Figure 1. Overview of the high-throughput gene knockout system in fungus.

(A) Features of a new binary yeast-Escherichia-Agrobacterium shuttle vector, pKO1B. (B) Building of gene-deletion cassettes in pKO1B by yeast recombinational cloning. The 5′ and 3′ flanking fragments of the targeted genes were separately amplified from genomic DNA with primers 5f/5r and 3f/3r. Primers 5r and 3f have 5′ tails homologous to the SUR cassette, whereas those for 5f and 3r are homologous to the vector. The two flanks were cotransformed into yeast along with the SUR cassette and gapped pKO1B. Homologous recombination created the circular knockout vector, and the final knockout vector was subsequently transformed into A. tumefaciens. (C) Deletion of the targeted gene.

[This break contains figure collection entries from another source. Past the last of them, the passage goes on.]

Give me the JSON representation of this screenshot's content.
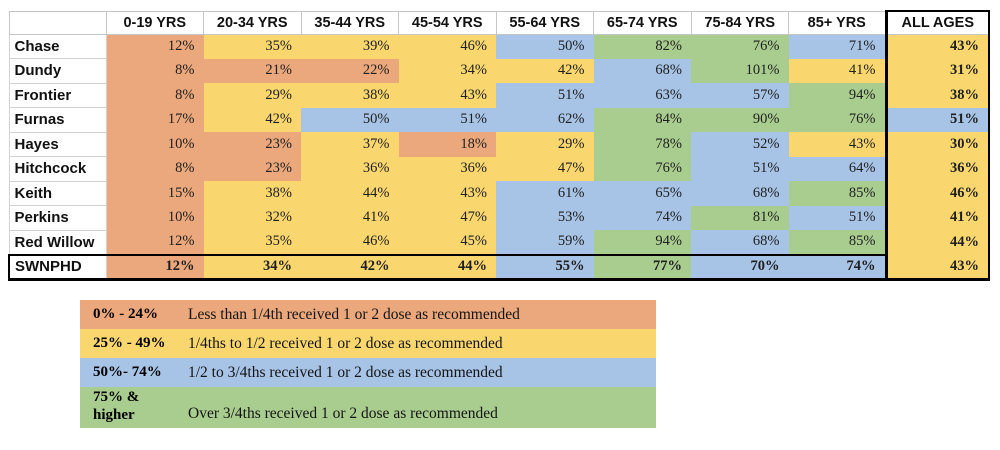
{
  "chart_data": {
    "type": "heatmap",
    "title": "",
    "corner_label": "",
    "columns": [
      "0-19 YRS",
      "20-34 YRS",
      "35-44 YRS",
      "45-54 YRS",
      "55-64 YRS",
      "65-74 YRS",
      "75-84 YRS",
      "85+ YRS",
      "ALL AGES"
    ],
    "rows": [
      {
        "label": "Chase",
        "values": [
          12,
          35,
          39,
          46,
          50,
          82,
          76,
          71,
          43
        ],
        "is_total": false
      },
      {
        "label": "Dundy",
        "values": [
          8,
          21,
          22,
          34,
          42,
          68,
          101,
          41,
          31
        ],
        "is_total": false
      },
      {
        "label": "Frontier",
        "values": [
          8,
          29,
          38,
          43,
          51,
          63,
          57,
          94,
          38
        ],
        "is_total": false
      },
      {
        "label": "Furnas",
        "values": [
          17,
          42,
          50,
          51,
          62,
          84,
          90,
          76,
          51
        ],
        "is_total": false
      },
      {
        "label": "Hayes",
        "values": [
          10,
          23,
          37,
          18,
          29,
          78,
          52,
          43,
          30
        ],
        "is_total": false
      },
      {
        "label": "Hitchcock",
        "values": [
          8,
          23,
          36,
          36,
          47,
          76,
          51,
          64,
          36
        ],
        "is_total": false
      },
      {
        "label": "Keith",
        "values": [
          15,
          38,
          44,
          43,
          61,
          65,
          68,
          85,
          46
        ],
        "is_total": false
      },
      {
        "label": "Perkins",
        "values": [
          10,
          32,
          41,
          47,
          53,
          74,
          81,
          51,
          41
        ],
        "is_total": false
      },
      {
        "label": "Red Willow",
        "values": [
          12,
          35,
          46,
          45,
          59,
          94,
          68,
          85,
          44
        ],
        "is_total": false
      },
      {
        "label": "SWNPHD",
        "values": [
          12,
          34,
          42,
          44,
          55,
          77,
          70,
          74,
          43
        ],
        "is_total": true
      }
    ],
    "value_suffix": "%",
    "color_scale": [
      {
        "max": 24,
        "color": "#EAA87C",
        "name": "orange"
      },
      {
        "max": 49,
        "color": "#F9D76E",
        "name": "yellow"
      },
      {
        "max": 74,
        "color": "#A7C3E6",
        "name": "blue"
      },
      {
        "max": null,
        "color": "#A9CD8F",
        "name": "green"
      }
    ],
    "legend": [
      {
        "range": "0% - 24%",
        "description": "Less than 1/4th received 1 or 2 dose as recommended",
        "color": "#EAA87C"
      },
      {
        "range": "25% - 49%",
        "description": "1/4ths to 1/2 received 1 or 2 dose as recommended",
        "color": "#F9D76E"
      },
      {
        "range": "50%- 74%",
        "description": "1/2 to 3/4ths received 1 or 2 dose as recommended",
        "color": "#A7C3E6"
      },
      {
        "range": "75% &\nhigher",
        "description": "Over 3/4ths received 1 or 2 dose as recommended",
        "color": "#A9CD8F"
      }
    ]
  }
}
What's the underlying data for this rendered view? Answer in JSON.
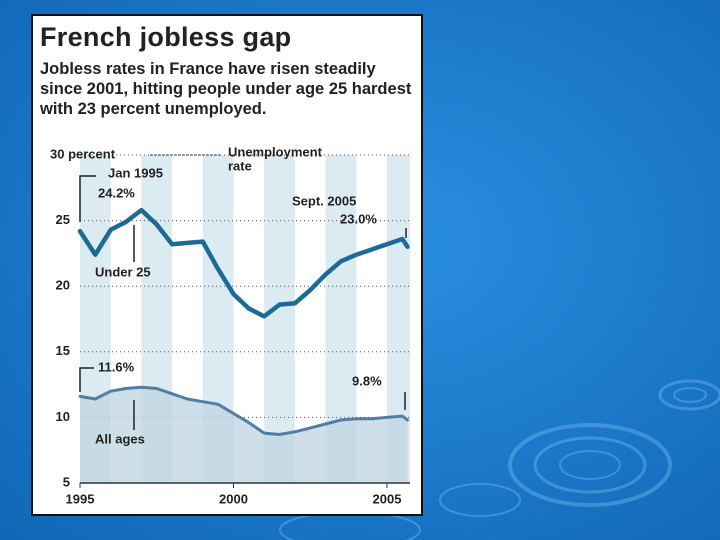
{
  "chart_data": {
    "type": "line",
    "title": "French jobless gap",
    "subtitle": "Jobless rates in France have risen steadily since 2001, hitting people under age 25 hardest with 23 percent unemployed.",
    "y_label_lines": [
      "Unemployment",
      "rate"
    ],
    "annotations": [
      "Jan 1995",
      "24.2%",
      "Sept. 2005",
      "23.0%",
      "Under 25",
      "11.6%",
      "9.8%",
      "All ages"
    ],
    "x": [
      1995,
      1995.5,
      1996,
      1996.5,
      1997,
      1997.5,
      1998,
      1998.5,
      1999,
      1999.5,
      2000,
      2000.5,
      2001,
      2001.5,
      2002,
      2002.5,
      2003,
      2003.5,
      2004,
      2004.5,
      2005,
      2005.5,
      2005.67
    ],
    "series": [
      {
        "name": "Under 25",
        "color": "#1b6a98",
        "values": [
          24.2,
          22.4,
          24.3,
          24.9,
          25.8,
          24.7,
          23.2,
          23.3,
          23.4,
          21.3,
          19.4,
          18.3,
          17.7,
          18.6,
          18.7,
          19.7,
          20.9,
          21.9,
          22.4,
          22.8,
          23.2,
          23.6,
          23.0
        ]
      },
      {
        "name": "All ages",
        "color": "#4f7fa3",
        "values": [
          11.6,
          11.4,
          12.0,
          12.2,
          12.3,
          12.2,
          11.8,
          11.4,
          11.2,
          11.0,
          10.3,
          9.6,
          8.8,
          8.7,
          8.9,
          9.2,
          9.5,
          9.8,
          9.9,
          9.9,
          10.0,
          10.1,
          9.8
        ]
      }
    ],
    "xlim": [
      1995,
      2005.75
    ],
    "xticks": [
      1995,
      2000,
      2005
    ],
    "ylim": [
      5,
      30
    ],
    "yticks": [
      5,
      10,
      15,
      20,
      25,
      {
        "value": 30,
        "label": "30 percent"
      }
    ],
    "grid": true
  }
}
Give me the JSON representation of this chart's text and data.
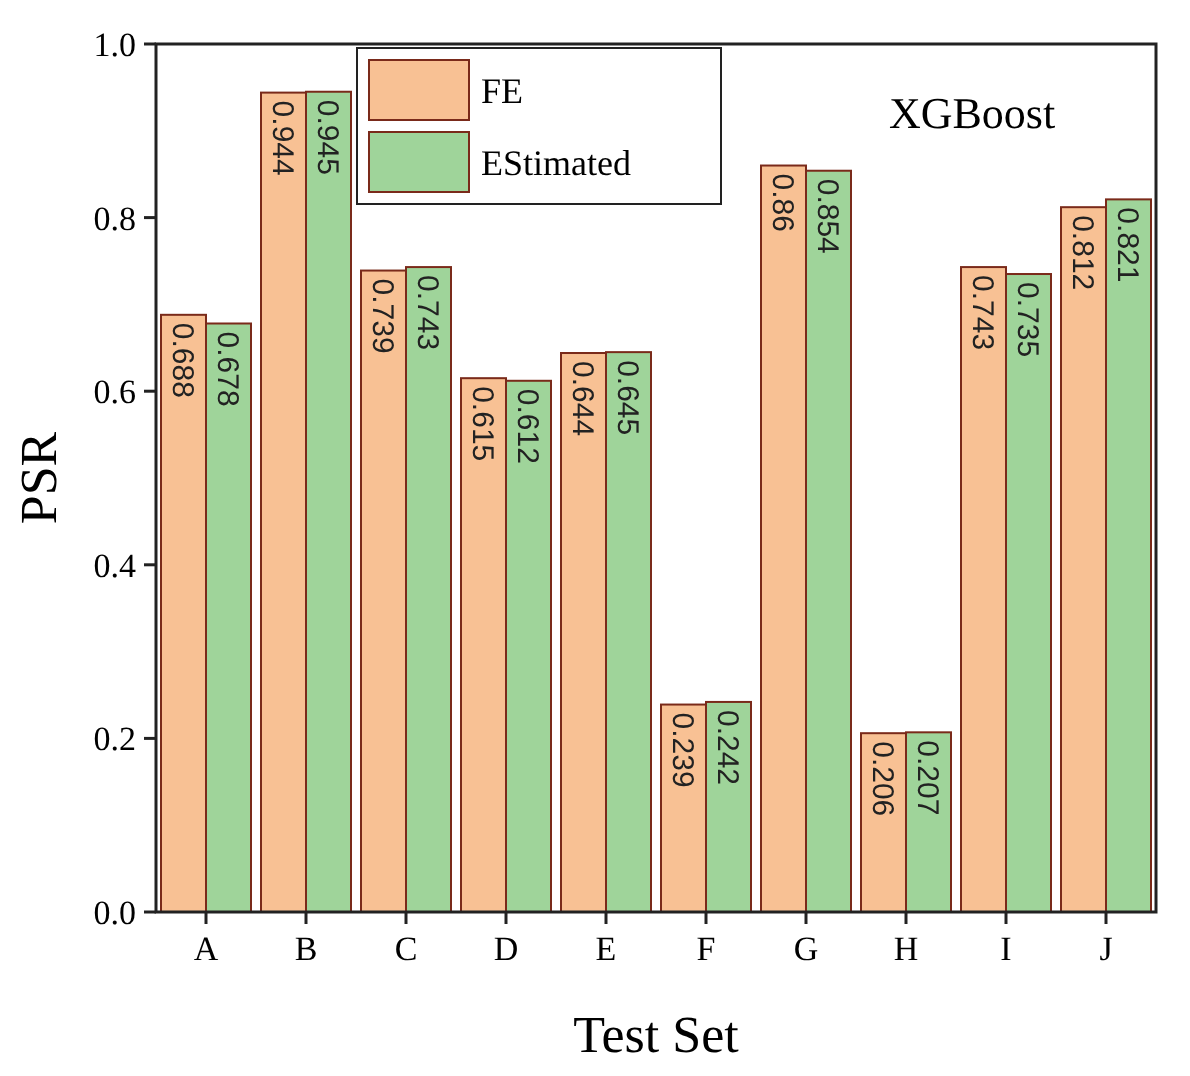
{
  "chart_data": {
    "type": "bar",
    "xlabel": "Test Set",
    "ylabel": "PSR",
    "annotations": [
      "XGBoost"
    ],
    "categories": [
      "A",
      "B",
      "C",
      "D",
      "E",
      "F",
      "G",
      "H",
      "I",
      "J"
    ],
    "series": [
      {
        "name": "FE",
        "color": "#f8c194",
        "values": [
          0.688,
          0.944,
          0.739,
          0.615,
          0.644,
          0.239,
          0.86,
          0.206,
          0.743,
          0.812
        ]
      },
      {
        "name": "EStimated",
        "color": "#9fd49a",
        "values": [
          0.678,
          0.945,
          0.743,
          0.612,
          0.645,
          0.242,
          0.854,
          0.207,
          0.735,
          0.821
        ]
      }
    ],
    "ylim": [
      0,
      1
    ],
    "yticks": [
      {
        "value": 0,
        "label": "0.0"
      },
      {
        "value": 0.2,
        "label": "0.2"
      },
      {
        "value": 0.4,
        "label": "0.4"
      },
      {
        "value": 0.6,
        "label": "0.6"
      },
      {
        "value": 0.8,
        "label": "0.8"
      },
      {
        "value": 1,
        "label": "1.0"
      }
    ],
    "data_labels": true,
    "legend": "top left",
    "grid": false
  }
}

The gene-deletion cassette was transformed into the fungal cells via ATMT. Homologous recombination created three types of transformants: null mutants, ectopic insertion transformants, and null and ectopic insertion mutants. The GFP gene was discarded in the null mutants. Primers p1/p2 or p3/p4 were used to identify the unique recombinational DNA fragment, indicating a knockout event. (D) The transformants are screened for GFP fluorescence under a microscope. Putative null mutants do have not GFP fluorescence, but ectopic transformants do. (E) The transformants are screened by double PCR for the targeted gene using the β-tubulin gene as a positive control. The wild-type strain or ectopic transformants produced a characteristic band, indicating the targeted gene, while the null mutants did not. (F) The transformants are screened by PCR for a unique recombinational DNA fragment marked as a knockout event. The null mutants have a 1.2–2.0 kb band on an electrophoretic gel, while the wild-type strain and the ectopic transformants do not.